Search code examples
vbaweb-scrapingselectors-apiqueryselector

Unable to use querySelector within querySelectorAll container in the right way


I'm trying to figure out how I can use .querySelector() on .querySelectorAll().

For example, I get expected results when I try like this:

Sub GetContent()
    Const URL$ = "https://stackoverflow.com/questions/tagged/web-scraping?tab=Newest"
    Dim HTMLDoc As New HTMLDocument
    Dim HTML As New HTMLDocument, R&, I&
    
    With New XMLHTTP60
        .Open "Get", URL, False
        .send
        HTMLDoc.body.innerHTML = .responseText
    End With

    With HTMLDoc.querySelectorAll(".summary")
        For I = 0 To .Length - 1
            HTML.body.innerHTML = .Item(I).outerHTML
            R = R + 1: Cells(R, 1).Value = HTML.querySelector(".question-hyperlink").innerText
        Next I
    End With
End Sub

The script doesn't work anymore when I pick another site in order to grab the values under Rank column available in the table even when I use the same logic:

Sub GetContent()
    Const URL$ = "https://www.worldathletics.org/records/toplists/sprints/100-metres/outdoor/men/senior/2020?page=1"
    Dim HTMLDoc As New HTMLDocument
    Dim HTML As New HTMLDocument, R&, I&

    With New XMLHTTP60
        .Open "Get", URL, False
        .send
        HTMLDoc.body.innerHTML = .responseText
    End With

    With HTMLDoc.querySelectorAll("#toplists tbody tr")
        For I = 0 To .Length - 1
            HTML.body.innerHTML = .Item(I).outerHTML
            R = R + 1: Cells(R, 1).Value = HTML.querySelector("td").innerText
        Next I
    End With
End Sub

This is the line Cells(R, 1).Value = HTML.querySelector().innerText In both the script I'm talking about. I'm using the same within this container .querySelectorAll().

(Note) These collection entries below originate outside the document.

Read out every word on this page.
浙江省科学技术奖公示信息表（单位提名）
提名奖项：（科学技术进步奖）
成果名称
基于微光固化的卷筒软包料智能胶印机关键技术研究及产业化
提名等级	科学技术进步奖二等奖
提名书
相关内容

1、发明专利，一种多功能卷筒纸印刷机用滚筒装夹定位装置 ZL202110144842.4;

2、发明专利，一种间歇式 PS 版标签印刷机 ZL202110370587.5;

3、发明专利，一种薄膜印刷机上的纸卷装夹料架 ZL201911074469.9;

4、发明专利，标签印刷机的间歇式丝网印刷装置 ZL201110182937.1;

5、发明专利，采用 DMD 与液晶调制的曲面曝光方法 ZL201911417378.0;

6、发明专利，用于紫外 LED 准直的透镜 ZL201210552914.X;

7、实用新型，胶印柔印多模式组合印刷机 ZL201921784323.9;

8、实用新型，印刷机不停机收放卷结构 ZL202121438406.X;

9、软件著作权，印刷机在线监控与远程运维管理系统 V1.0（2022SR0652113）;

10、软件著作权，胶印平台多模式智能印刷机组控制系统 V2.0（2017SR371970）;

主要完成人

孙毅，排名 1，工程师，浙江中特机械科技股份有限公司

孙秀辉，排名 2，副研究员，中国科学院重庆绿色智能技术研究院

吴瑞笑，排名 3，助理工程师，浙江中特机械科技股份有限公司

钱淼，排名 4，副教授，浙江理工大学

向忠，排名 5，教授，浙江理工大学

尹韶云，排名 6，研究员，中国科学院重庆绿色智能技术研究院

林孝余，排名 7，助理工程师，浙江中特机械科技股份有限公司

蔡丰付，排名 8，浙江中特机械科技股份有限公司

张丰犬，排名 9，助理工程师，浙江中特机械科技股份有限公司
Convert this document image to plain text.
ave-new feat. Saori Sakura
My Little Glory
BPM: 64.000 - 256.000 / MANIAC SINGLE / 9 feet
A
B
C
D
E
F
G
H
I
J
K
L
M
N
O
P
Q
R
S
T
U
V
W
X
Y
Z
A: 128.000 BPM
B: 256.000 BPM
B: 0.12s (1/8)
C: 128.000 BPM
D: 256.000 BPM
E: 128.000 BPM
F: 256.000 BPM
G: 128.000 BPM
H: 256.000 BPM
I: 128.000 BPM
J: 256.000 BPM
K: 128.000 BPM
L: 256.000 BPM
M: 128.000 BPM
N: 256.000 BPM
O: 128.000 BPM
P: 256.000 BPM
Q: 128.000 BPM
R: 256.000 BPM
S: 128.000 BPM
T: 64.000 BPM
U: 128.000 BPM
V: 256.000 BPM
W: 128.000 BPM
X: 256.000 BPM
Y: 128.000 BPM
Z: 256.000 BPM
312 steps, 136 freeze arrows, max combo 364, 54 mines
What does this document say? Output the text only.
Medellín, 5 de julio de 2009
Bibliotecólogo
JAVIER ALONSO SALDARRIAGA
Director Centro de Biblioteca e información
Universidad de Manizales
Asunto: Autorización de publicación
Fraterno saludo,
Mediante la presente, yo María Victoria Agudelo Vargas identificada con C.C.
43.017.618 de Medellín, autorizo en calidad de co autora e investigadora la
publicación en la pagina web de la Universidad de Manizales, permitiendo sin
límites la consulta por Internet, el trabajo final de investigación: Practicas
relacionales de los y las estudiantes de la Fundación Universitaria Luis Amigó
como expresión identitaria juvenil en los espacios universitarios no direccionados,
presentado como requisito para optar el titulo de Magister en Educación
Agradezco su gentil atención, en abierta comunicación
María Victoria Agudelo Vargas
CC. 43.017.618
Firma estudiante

If I use .querySelector() on .getElementsByTagName(), I found it working. I also found success using TagName on TagName or ClassName on ClassName e.t.c. So, I can grab the content in few different ways.

How can I use .querySelector() on .querySelectorAll() in the second script in order for it to work?


Solution

  • Wrap it in table tags so the html parser knows what to do with it.

    HTML.body.innerHTML = "<table>" & .Item(I).outerHTML & "</table>"
    

    Doing so preserves the structure of the opening td tag which is otherwise stripped of the "<".